Gene W. Ruoff – Anne Elliot's Dowry: Reflections on the Ending of Persuasion.
“The simple fact that Jane Austen's heroines, heroes, and other characters of value invariably find their proper rewards suggests a belief that nothing is so radically wrong with self or society that good sense, moderation, patience, and humor cannot finally make things work out. Few would claim that such a belief would be deeply Romantic”. In the word 'Romantic' lies possible confusion, in equating its meaning with the contemporary term 'romance'. A natural extrapolation, for after all is Pride and Prejudice, not a story of love and marriage? But such confusion does a disservice to the Austen's art.
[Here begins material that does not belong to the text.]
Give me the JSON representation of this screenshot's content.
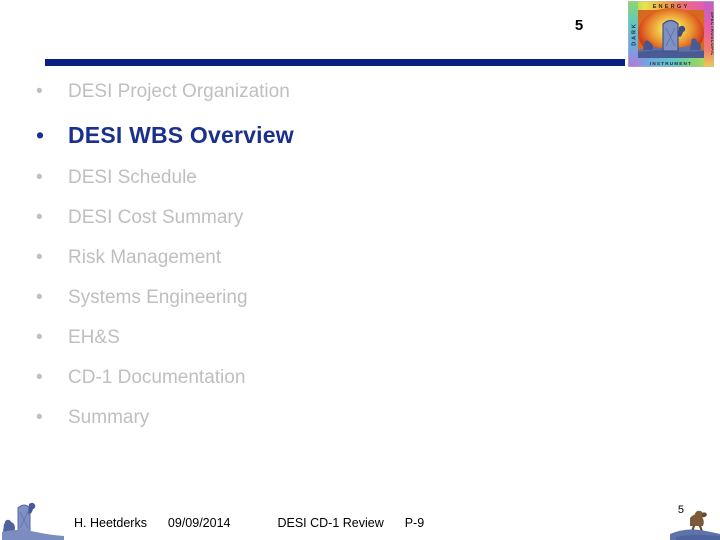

Bloom points to the difference - “That kind of communication in Persuasion depends upon deep “affection”, a word that Austen values over “love”. “Affection between woman and man, in Austen is the more profound and lasting emotion.”
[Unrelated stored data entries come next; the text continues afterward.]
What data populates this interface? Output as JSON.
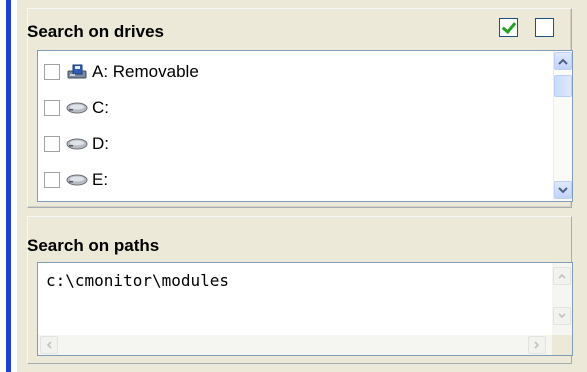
{
  "drives_panel": {
    "title": "Search on drives",
    "select_all_checked": true,
    "select_none_checked": false,
    "drives": [
      {
        "label": "A: Removable",
        "icon": "floppy-drive-icon",
        "checked": false
      },
      {
        "label": "C:",
        "icon": "hard-drive-icon",
        "checked": false
      },
      {
        "label": "D:",
        "icon": "hard-drive-icon",
        "checked": false
      },
      {
        "label": "E:",
        "icon": "hard-drive-icon",
        "checked": false
      }
    ]
  },
  "paths_panel": {
    "title": "Search on paths",
    "value": "c:\\cmonitor\\modules"
  },
  "colors": {
    "accent_bar": "#1f3fd0",
    "panel_bg": "#ece9d8",
    "check_green": "#21a121"
  }
}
Paradoxically Ruoff in the guise of a contemporary reader, posses the question: “why should the people be unhappy? Are there not landed gentry, country parsons, and even wealthy naval commanders for them to marry?” Why shouldn't Persuasion be read as a 'love story'?
G. Ruoff adds the caution of reading Persuasion as a 'love story', by noting the meaning of 'estate' in which the theme of the novel evolves.”In seeking the grounds of community in Persuasion, one might recall that a primary function of the estate in earlier endings was to stimulate familial and cultural memory”..... “Jane Austen's earlier emphases on discovery of a secure center and maintenance of familial bonds, however inadequate the parents, are signs of her interest in cultural continuity.”
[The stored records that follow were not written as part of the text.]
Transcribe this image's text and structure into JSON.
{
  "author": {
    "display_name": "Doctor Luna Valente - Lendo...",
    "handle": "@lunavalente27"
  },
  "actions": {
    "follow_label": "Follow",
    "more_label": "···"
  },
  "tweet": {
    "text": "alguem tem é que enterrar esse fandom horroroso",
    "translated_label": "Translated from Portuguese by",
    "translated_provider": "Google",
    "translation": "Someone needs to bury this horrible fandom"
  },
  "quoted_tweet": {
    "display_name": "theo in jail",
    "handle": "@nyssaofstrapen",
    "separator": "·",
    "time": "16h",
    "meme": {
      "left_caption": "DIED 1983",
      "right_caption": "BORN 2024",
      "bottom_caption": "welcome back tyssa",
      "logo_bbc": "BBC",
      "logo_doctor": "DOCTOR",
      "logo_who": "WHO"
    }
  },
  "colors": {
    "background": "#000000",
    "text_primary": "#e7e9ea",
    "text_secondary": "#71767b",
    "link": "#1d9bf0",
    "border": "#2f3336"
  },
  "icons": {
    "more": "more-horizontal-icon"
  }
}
“Jane Austen's earlier emphases on discovery of a secure center and maintenance of familial bonds, however inadequate the parents, are signs of her interest in cultural continuity.” .... “Jane Austen's novels do affirm the values of a social order is undeniable; but how a proper society comes into being within them, how its values are grounded, and how its structure relates to the commonplace hierarchies of wealth and rank are problematic.”....”Without fixed geographical center, proximity can play no role in these newly formed relationships, nor to a large degree do a number of other familiar Austenian bonding agents – blood ties, cultural backgrounds, ages, and even dispositions.”
The ending of Pride and Prejudice is govern by motifs of physical and psychological distance. In the reformed social order which closes the book, Pemberly has become the center of societal values, just as its inhabitants are the center of human values. The worth of other characters is mapped in terms of their proximity and access to Pemberly. ...”Jane and Elizabeth, in addition to every other source of happiness, were within thirty miles of each other.”... Mr. Bennett “delighted in going to Pemberly, especially when he was least expected.” ... Lydia is “occasionally a visitor” but Wickham could “newer receive him at Pemberly.”
Alistair Duckworth in The Improvement of the Estate notes that in Persuasion the estate has been abandoned, the geographical center is absent. “The conclusion of Persuasion differs from from those of the preceding novels:” the final marriage of the novel is not a 'social' marriage in the way that previous marriages are in Jane Austen; Anne's union with Wentworth. fails to guarantee a broader union of themes and attitudes in Persuasion as say, Elizabeth's union with Darcy does in Pride and Prejudice. Nor, uniquely among Jane Austen heroines,, does Anne return to the stable and rooted existence of the land; she has 'no Uppercross-hall before her, no landed estate, no headship of a family'”.
In Persuasion Austen's style undergoes a deepening realism. But at a price. William A. Walling remarks of Persuasion that “Austen's art conveys to us a peculiarly modern terror: that our only recourse amid the accelerations of history is to commit our deepest energies to an intense personal relationship, but that an intense personal relationship is inevitably subject to its own kind of terrible precariousness.”